A reportagem destaca que essas aeronaves terão sistemas avançados de voo autônomo e capacidade de coordenação com grandes formações de drones, que atuarão como companheiras de voo.
"Os caças de última geração chineses poderão voar de maneira autônoma se o piloto perder a consciência, navegar sem sinais de satélite e operar em grandes formações de drones com capacidade de reorganização automática", ressalta a publicação.
Segundo a matéria, o Instituto de Pesquisa e Projeto de Aeronaves de Shenyang, na China, tem o objetivo de proporcionar um salto qualitativo aos caças chineses de última geração, inclusive o J-50, evoluindo da capacidade de voos estáveis à capacidade de vitória em combate.
O plano inclui sistemas de controle de voo que utilizam inteligência artificial (IA) para realizar manobras extremas de maneira autônoma, assumir o controle quando os pilotos estão sobrecarregados ou incapacitados e maximizar a eficácia da missão.
A publicação também aponta para a fusão multissensorial e para outras formas de navegação, de modo que os caças chineses possam operar quando os sinais de satélite estiverem bloqueados ou interrompidos, observa o texto.

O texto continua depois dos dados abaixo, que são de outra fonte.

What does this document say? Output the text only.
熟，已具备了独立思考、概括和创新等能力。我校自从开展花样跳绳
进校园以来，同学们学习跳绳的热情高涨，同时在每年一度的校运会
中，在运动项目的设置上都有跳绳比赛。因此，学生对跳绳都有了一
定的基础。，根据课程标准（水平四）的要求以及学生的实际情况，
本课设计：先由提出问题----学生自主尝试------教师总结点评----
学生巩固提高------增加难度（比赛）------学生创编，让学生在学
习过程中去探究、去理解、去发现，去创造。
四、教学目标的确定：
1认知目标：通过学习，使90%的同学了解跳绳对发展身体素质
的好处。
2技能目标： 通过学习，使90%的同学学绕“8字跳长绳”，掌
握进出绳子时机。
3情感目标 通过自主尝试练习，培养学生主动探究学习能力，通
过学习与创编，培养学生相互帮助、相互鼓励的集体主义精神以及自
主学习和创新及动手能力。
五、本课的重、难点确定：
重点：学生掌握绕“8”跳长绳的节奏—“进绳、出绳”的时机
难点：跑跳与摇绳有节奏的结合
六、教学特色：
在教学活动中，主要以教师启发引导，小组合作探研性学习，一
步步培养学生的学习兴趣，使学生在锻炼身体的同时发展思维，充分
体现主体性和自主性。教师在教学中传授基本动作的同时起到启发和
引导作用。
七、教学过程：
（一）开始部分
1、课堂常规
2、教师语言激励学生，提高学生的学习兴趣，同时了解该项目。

Ao mesmo tempo, a China está desenvolvendo redes de combate com manobrabilidade cognitiva, nas quais caças tripulados coordenam grandes esquadrões de drones reconfiguráveis.
Os pesquisadores chineses estão desenvolvendo uma arquitetura híbrida de IA que poderia tornar o sistema de combate aéreo do país mais inteligente, resiliente e verificável, conclui a reportagem.
Anteriormente, uma revista estadunidense escreveu que os militares chineses sinalizaram um potencial papel operacional para suas forças de foguetes de longo alcance ao apresentarem a munição de explosão aérea recém-demonstrada Chuva de Aço, disparada de sistemas de lançamento múltiplo de foguetes PCL-191.